Now John Moffat, an astronomer at the University of Waterloo in Canada, and Joel Brownstein, his graduate student, say those announcements were premature.

In a study detailed in the Nov. 21 issue of the Monthly Notices of the Royal Astronomical Society, the pair says their Modified Gravity (MOG) theory can explain the Bullet Cluster observation. MOG differs from other modified gravity theories in its details, but is similar in that it predict that the force of gravity changes with distance.

"MOG gravity is stronger if you go out from the center of the galaxy than it is in Newtonian gravity," Moffat explained. "The stronger gravity mimics what dark matter does. With dark matter, you take Einstein and Newtonian gravity and you shovel in more dark matter. If there's more matter, you get more gravity. Whereas for me, I say dark matter doesn't exist. It's the gravity that's changed."

[...]

Moffat compares the modern interest with dark matter to the insistence by scientists in the early 20th century on the existence of a "luminiferous ether," a hypothetical substance thought to fill the universe and through which light waves were thought to propagate.

"They saw a glimpse of special relativity, but they weren't willing to give up the ether," Moffat told SPACE.com. "Then Einstein came along and said we don't need the ether. The rest was history."

Douglas Clowe, the lead astronomer of the team that linked the Bullet Cluster observations with dark matter (and now at Ohio University), says he still stands by his original claim.
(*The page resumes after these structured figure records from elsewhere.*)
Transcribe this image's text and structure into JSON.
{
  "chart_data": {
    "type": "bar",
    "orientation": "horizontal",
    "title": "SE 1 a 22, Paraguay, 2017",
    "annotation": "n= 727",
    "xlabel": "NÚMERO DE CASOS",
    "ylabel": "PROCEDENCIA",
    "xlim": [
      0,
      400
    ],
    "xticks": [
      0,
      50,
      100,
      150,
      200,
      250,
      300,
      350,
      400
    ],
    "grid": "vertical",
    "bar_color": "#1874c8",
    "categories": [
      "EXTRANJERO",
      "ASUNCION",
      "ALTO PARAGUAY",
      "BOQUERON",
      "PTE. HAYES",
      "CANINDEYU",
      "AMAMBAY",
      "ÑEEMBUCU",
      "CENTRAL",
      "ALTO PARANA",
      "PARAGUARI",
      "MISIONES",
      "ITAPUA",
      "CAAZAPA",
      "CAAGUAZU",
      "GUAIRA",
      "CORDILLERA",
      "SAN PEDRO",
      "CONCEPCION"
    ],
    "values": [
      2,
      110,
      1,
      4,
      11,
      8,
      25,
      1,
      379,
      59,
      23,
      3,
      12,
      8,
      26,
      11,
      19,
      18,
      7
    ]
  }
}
For him and many other astronomers, conjuring up new particles that might account for dark matter is more palatable than turning a fundamental theory of how the univese works on its head.

"As far as we're concerned, [Moffat] hasn't done anything that makes us retract our earlier statement that the Bullet Cluster shows us that we have to have dark matter," Clowe said. "We're still open to modifying gravity to reduce the amount of dark matter, but we're pretty sure that you have to have most of the mass of the universe still in some form of dark matter."
Posted only because I often find it interesting--an amusing--when scientists are at odds with each other over something that's never been conclusively proven or "detected."

1 comment:

  1. Reminds me of the arguments on how many angels can sit on the head of a pin.